Simplify square root of 48x^14

Solution:

Simplification Process:

Step 1:
Express $48x^{14}$ as a product of squares and other factors.
Step 1.1:
Identify the square factor within 48, which is 16, and represent it as such: $\sqrt{16 \cdot 3x^{14}}$.
Step 1.2:
Recognize that 16 is the square of 4, and write it as $4^2$: $\sqrt{4^2 \cdot 3x^{14}}$.
Step 1.3:
Notice that $x^{14}$ is the square of $x^7$, and represent it accordingly: $\sqrt{4^2 \cdot 3(x^7)^2}$.
Step 1.4:
Rearrange the terms to group the squares together: $\sqrt{(4x^7)^2 \cdot 3}$.
Step 1.5:
Combine the squares under a single radical: $\sqrt{(4x^7)^2 \cdot 3}$.

Step 2:
Extract the square terms from under the radical to simplify: $4x^7\sqrt{3}$.

Knowledge Notes:

To simplify the square root of an algebraic expression, one can follow these steps:

1. Factorization: Break down the number and variable parts of the expression into factors, especially looking for perfect squares.

2. Rewrite as Squares: Express the factors as squares where possible, since the square root of a square is a simpler expression.

3. Radical Simplification: Simplify the expression under the square root by taking out the square terms, leaving the non-square terms under the radical.
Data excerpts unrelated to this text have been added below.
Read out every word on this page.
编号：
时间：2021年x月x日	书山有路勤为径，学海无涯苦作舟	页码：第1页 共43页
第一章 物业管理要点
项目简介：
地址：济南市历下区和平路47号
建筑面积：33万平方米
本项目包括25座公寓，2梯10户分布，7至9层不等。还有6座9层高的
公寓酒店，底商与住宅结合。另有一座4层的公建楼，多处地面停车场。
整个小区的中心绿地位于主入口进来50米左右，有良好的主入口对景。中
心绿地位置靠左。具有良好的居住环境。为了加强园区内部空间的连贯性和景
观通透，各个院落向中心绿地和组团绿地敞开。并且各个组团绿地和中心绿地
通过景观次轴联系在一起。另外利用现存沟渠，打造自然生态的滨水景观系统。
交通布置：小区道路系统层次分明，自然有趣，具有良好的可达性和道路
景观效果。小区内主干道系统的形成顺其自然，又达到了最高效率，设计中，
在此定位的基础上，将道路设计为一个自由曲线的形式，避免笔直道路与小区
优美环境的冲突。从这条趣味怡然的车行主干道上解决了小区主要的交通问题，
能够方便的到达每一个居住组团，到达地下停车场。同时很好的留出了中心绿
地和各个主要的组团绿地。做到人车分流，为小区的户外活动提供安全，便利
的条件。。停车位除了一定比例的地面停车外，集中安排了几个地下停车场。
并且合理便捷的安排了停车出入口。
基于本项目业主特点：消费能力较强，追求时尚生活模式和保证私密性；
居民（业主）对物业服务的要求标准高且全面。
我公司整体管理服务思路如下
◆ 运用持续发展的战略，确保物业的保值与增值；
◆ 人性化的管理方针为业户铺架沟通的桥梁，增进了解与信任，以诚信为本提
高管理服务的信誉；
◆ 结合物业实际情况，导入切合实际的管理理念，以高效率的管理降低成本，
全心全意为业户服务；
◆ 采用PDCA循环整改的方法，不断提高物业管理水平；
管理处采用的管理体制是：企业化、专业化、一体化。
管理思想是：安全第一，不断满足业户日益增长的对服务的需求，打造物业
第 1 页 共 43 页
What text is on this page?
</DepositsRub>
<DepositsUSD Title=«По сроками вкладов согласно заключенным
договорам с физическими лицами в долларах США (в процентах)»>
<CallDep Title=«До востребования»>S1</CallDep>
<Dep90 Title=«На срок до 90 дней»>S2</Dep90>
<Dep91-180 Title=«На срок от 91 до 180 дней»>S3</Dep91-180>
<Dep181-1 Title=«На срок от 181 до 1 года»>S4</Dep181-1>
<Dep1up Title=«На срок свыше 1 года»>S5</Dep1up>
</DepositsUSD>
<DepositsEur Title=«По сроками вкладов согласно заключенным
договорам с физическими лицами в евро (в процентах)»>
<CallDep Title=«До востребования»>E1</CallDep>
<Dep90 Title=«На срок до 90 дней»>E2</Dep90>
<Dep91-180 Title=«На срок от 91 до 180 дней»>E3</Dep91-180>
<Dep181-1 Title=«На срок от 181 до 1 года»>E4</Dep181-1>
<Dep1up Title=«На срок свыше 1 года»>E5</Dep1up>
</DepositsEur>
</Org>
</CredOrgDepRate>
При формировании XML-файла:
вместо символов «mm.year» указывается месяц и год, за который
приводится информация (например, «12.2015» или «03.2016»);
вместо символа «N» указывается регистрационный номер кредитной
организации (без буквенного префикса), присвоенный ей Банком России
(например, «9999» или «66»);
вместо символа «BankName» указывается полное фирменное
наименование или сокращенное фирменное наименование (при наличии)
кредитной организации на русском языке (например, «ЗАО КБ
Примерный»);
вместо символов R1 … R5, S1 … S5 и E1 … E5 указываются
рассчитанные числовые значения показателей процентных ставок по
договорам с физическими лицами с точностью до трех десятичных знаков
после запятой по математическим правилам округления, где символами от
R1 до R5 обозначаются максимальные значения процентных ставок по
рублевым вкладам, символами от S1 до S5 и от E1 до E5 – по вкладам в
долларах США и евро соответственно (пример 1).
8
In this case, the number 48 is factored into 16 (which is a perfect square, $4^2$) and 3. The variable part $x^{14}$ is rewritten as $(x^7)^2$, which is also a perfect square. By extracting the square terms from under the radical, the expression is simplified to $4x^7\sqrt{3}$.

Relevant mathematical properties used in this process include:

• The square root of a product is equal to the product of the square roots of the factors: $\sqrt{ab} = \sqrt{a}\sqrt{b}$.

• The square root of a square is the base of the square: $\sqrt{a^2} = a$.

• The exponent rule $(x^m)^n = x^{mn}$, which in this case simplifies $x^{14}$ as $(x^7)^2$.